Os trabalhos da Comissão Parlamentar de Inquérito (CPI) dos Maus Tratos realizados em Vitória nestas quinta e sexta-feiras (24 e 25), se de um lado gerou dividendos políticos para o seu presidente, senador Magno Malta (PR), de outro provocou críticas em vários setores, principalmente entre o público evangélico, seu reduto eleitoral, e gerou uma nota da Defensoria Pública do Espírito Santo (DPES).
A Defensoria recomenda que “os trabalhos da CPI dos Maus Tratos observem os princípios e garantias fundamentais ligados ao segredo de Justiça dos processos envolvendo crianças e adolescentes vítimas de agressões, crimes e maus tratos”.
O senador transferiu os trabalhos da CPI para ouvir, principalmente, o cabeleireiro que se diz pastor, George Alves, acusado de ter assassinado as crianças Joaquim Butkosvsky, 6 anos, seu enteado, e Kauã Alves, 3, seu filho, na cidade de Linhares, norte do Estado, no dia 21 de abril desse ano.
A tragédia abalou o Estado pela frieza como o crime foi cometido e pelo fato de o criminoso ser conhecido como um líder religioso na cidade. No entanto, a vinda da CPI ao Estado perde a sua finalidade, considerando que os trabalhos desenvolvidos pela polícia já esclareceram a tragédia bárbara, apontando Gerge como o criminoso, cabendo agora à Justiça o encaminhamento do processo.

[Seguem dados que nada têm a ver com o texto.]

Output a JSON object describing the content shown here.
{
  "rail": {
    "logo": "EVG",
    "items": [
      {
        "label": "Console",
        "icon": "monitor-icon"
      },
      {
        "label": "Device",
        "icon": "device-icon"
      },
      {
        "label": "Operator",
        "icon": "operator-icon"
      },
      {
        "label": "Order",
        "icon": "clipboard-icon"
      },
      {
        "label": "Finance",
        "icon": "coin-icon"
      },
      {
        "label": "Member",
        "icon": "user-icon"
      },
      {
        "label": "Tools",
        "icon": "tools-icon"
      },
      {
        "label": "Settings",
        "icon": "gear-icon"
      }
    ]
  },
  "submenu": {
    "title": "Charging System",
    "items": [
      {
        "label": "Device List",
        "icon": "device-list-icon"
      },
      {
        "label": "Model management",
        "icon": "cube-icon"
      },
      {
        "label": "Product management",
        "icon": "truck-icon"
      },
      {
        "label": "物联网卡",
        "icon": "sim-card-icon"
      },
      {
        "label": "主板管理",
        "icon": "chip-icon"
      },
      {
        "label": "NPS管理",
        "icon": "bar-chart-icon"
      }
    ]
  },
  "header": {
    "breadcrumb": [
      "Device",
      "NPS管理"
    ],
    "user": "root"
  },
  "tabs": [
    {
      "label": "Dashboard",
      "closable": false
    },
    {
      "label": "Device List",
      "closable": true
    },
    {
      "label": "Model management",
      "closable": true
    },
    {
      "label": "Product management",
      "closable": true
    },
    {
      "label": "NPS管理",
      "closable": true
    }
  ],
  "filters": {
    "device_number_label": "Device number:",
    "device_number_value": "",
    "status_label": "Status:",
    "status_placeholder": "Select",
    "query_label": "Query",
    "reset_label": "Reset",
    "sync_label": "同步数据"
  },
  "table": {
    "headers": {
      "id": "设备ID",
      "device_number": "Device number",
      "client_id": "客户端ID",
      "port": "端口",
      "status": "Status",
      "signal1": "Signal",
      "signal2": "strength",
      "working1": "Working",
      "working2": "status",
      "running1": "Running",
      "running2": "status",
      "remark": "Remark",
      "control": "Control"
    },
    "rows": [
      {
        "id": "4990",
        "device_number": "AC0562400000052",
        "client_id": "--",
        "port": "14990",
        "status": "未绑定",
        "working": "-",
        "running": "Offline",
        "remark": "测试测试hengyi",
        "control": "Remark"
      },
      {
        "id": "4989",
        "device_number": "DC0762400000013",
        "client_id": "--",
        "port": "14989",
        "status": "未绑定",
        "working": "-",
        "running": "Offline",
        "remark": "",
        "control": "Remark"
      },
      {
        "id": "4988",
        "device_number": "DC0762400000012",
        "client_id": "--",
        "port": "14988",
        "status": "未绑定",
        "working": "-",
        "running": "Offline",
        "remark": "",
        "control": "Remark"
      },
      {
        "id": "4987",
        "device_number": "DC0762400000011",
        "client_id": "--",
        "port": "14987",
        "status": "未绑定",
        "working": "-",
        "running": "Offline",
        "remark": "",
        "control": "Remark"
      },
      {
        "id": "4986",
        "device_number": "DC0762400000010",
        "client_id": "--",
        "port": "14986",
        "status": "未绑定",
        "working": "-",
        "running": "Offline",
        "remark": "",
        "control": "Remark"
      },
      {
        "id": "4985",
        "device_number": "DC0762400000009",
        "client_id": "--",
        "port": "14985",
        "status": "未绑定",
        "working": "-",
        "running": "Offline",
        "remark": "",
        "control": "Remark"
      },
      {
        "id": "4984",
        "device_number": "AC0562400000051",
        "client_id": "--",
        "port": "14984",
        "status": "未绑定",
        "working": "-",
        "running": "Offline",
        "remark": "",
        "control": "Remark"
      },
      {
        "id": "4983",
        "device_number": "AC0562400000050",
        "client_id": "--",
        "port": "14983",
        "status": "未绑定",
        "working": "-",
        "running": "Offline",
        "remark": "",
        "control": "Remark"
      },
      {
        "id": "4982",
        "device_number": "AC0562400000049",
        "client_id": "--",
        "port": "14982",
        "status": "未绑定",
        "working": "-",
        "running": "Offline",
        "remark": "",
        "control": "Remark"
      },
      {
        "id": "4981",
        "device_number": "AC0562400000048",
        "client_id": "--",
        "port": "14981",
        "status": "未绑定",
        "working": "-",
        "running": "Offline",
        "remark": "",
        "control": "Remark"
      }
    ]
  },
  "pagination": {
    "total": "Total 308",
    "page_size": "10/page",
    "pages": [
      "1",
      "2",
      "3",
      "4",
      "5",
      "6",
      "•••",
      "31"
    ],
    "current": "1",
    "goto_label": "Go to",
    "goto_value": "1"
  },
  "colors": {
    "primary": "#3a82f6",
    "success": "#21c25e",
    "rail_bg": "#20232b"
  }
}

O trabalho de investigação policial, considerado exemplar, com destaque para a perícia realizada no local do crime e a tomada de depoimentos, desvendou o crime, tornando sem justificativa o deslocamento dos trabalhos da CPI para Vitória. No entanto, não podem ser esquecidas que as ações midiáticas geradas são altamente positivas para o senador, candidato à reeleição em 2018.
A nota da Defensoria Pública reafirma “ a importância do debate, especialmente no âmbito do Senado Federal, sobre maus tratos cometidos contra crianças e adolescentes, vez que o Brasil é signatário de diversos documentos internacionais de proteção e defesa dos direitos da criança e do adolescente”.
E prossegue: “A instituição apoia todos os trabalhos que visam à promoção dos direitos humanos das crianças e adolescentes, inclusive por conta das graves violações de direitos sofridos por essa parcela especialmente vulnerável da população capixaba, seja no contexto do sistema socioeducativo estadual, seja pelo falho atendimento às suas demandas de saúde, seja por conta dos altos índices de morte violenta de adolescentes e jovens, cujas apurações a sociedade aguarda elucidação”.
Contudo, ressalta a manifestação da Defensoria, “em toda atividade estatal, não se admite a fragilização de direitos e garantias fundamentais da população – em destaque os direitos à imagem e a à intimidade – notadamente aqueles protegidos pelo chamado segredo de Justiça”.
“Esses direitos não assistem apenas aos investigados, aos acusados e condenados de prática de crimes, mas também, e especialmente, as crianças e adolescente vítimas, art. 190-E da Lei 13.441/2017, resultado da CPI da Pedofilia do Senado de 2008”, diz o texto.
E conclui: “Em razão destes fatos, a DPES, como instituição permanente de cunho constitucional, exercendo sua função de orientação jurídica, promoção dos direitos humanos e a defesa dos direitos individuais e coletivos dos necessitados, recomenda que os trabalhos da CPI dos Maus Tratos observem os princípios e garantias fundamentais ligados ao segredo de Justiça dos processos envolvendo crianças e adolescentes vítimas de agressões, crimes e maus tratos”.
Magno Malta ouviu, nesta sexa-feira, Geoge Alves, em uma repetição pública do que ocorreu durante a investigação policial. O senador, que é cantor gospel, se notabilizou no cenário político nacional com a bandeira “em defesa da família, da criança e do adolescente, contra pedofilia” e outros temas que tocam diretamente as famílias.
Com senso oportunista elevado, ele mantém essa imagem estampada em camisas com frases de efeito sobre temas de forte apelo popular.
Nesta sexta-feira, a Convenção das Assembleias de Deus no Espírito Santo (Cadeeso), a exemplo do que fez a Convenção das Igrejas Batistas, na época do crime, divulgou nota esclarecendo que referência a George Alves como “pastor” vem causando transtorno aos que exercem “o ministério pastoral de forma séria, regular e reconhecida por uma convenção devidamente reconhecida e registada perante os órgãos oficiais”.